The French were most put out by this extraordinary show of friendship between their two rivals, and several arrests of English merchants in Bordeaux were attributed to this bile. Wolsey summoned the French ambassador to court, and shouted at the man as though he were a child, demanding to know what the promises of the French King were worth, if he went against the terms of the Treaty of London which was still held between France and England. The ambassador was reduced almost to house arrest, and the Lord Mayor of London was given leave to imprison French men in the capital and sequester their goods. Henry even sent the English navy into the Channel to attack French ships… but he had not declared outright war on France yet; the English King wanted to see what might come of this visit from his nephew first.
Wolsey went with a great entourage to Dover, where he met and entertained Charles in magnificent style, and the King went to meet them there. He proudly showed his nephew his great ship, the Henry Grace a Dieu, the flagship of the huge English fleet.
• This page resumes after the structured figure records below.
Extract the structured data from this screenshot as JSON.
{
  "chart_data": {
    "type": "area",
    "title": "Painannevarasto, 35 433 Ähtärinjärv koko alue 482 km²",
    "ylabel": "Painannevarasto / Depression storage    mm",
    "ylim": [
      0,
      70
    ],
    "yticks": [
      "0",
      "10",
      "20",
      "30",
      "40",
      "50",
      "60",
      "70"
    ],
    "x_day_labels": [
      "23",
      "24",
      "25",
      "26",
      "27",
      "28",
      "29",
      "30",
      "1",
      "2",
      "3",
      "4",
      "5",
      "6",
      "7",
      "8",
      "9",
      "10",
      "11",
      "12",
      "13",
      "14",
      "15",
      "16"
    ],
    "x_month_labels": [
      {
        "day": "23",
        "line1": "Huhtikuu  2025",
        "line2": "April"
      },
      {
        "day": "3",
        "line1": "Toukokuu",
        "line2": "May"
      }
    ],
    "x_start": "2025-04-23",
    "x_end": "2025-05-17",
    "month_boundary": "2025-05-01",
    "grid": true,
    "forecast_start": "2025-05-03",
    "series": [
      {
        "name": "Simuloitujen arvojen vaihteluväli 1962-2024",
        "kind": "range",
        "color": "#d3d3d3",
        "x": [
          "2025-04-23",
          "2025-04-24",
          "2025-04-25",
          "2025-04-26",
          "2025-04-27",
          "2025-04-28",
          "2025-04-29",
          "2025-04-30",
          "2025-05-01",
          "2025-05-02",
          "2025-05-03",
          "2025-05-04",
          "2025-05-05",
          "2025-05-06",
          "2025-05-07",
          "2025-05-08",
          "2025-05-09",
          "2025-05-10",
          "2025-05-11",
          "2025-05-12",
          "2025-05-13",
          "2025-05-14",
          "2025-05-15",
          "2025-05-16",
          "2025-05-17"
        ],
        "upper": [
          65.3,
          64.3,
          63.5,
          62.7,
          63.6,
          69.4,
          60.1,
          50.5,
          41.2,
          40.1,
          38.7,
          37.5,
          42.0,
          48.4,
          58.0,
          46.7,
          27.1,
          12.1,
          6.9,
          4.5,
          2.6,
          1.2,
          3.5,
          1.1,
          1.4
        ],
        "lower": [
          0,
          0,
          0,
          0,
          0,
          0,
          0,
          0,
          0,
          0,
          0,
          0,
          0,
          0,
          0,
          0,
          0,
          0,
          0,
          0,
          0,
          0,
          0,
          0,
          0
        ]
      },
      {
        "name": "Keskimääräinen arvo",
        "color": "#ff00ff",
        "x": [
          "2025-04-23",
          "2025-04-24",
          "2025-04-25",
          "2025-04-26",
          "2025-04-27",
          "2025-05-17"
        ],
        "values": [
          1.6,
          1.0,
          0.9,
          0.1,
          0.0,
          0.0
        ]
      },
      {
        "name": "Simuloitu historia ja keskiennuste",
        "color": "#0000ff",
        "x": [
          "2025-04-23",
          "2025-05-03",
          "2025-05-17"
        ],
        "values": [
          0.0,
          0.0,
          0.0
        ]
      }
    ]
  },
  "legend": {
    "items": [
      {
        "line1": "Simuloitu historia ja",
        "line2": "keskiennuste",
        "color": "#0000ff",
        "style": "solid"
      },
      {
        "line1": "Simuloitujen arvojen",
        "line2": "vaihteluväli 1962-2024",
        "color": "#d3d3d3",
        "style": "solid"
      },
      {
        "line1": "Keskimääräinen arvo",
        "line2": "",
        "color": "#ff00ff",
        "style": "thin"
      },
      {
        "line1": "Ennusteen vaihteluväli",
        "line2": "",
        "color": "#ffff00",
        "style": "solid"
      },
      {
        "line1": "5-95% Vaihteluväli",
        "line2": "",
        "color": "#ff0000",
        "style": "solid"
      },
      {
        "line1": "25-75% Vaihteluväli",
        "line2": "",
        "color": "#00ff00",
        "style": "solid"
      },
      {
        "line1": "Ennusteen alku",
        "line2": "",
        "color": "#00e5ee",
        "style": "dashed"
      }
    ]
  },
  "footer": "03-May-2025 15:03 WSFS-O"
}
Charles was most impressed, not only by the naval fleet, but also by the artillery, of which, he claimed, he had never seen the like before. The party rode on through Canterbury and Sittingbourne where they were entertained by Bishop John Fisher, and on to Gravesend where thirty barges waited to carry them to Greenwich Palace and to the heart of the court.
We waited for the arrival of this great Emperor at the waterfront at Greenwich. I stood to one side of Katherine, with Bridget and Margaret, and watched as my mistress tried to contain the excitement she felt at seeing her nephew. Although she was usually a master at such control, I looked down at her feet, noting that she was bobbing a little up and down on her toes, like a child, as we watched the barges approach. She saw me looking at her, and met my eyes with a smile.
“You see all with those great black eyes, Mistress Boleyn,” she whispered to me, bringing her heels down on the wet ground once more.
“I am sorry, Your Majesty…” I cast my eyes downwards, trying not to smile. Katherine grinned at me and reached out to lift my chin. At her side, Lady Margaret Pole looked on her friend and mistress’ excitement with pleasure.
“Yes, you see I am excited,” she said. “I try to maintain my dignity of course, but I cannot hide it as well as I would wish. This young man, my own beloved sister’s boy… He is now a great king, and an emperor! I have so longed to see him;
blood of my blood, flesh of my flesh… and now I am to see him, and he is in alliance with my beloved husband...” She smiled and let out a contented sigh. Then a shadow seemed to fall over her face, and she shook her head. “I had a son once, Mistress Boleyn, did you know that?” I looked up at her and nodded shortly.
“A great and goodly prince he would have been, Majesty,” I said softly, “had God not seen fit to call him from us.”
She nodded. “He was the sweetest babe I ever looked upon,” she said with a catch in her throat. “Although I cannot speak against the will of God, I admit that I miss him. I mourn for his loss each and every day. I would have liked, above all things, to see him grow, to see him become a man, a king, as great as his father.” Her face creased with sorrow. “But it was God’s will that my son be called from this life and into the Kingdom of Heaven,” she continued. “In some ways… seeing the son of my dearest sister… it is as though I am shown what my own boy might have become. As though Charles is not only my sister’s son, my nephew, but as though he is as my own son… Does that make sense, Mistress Boleyn?”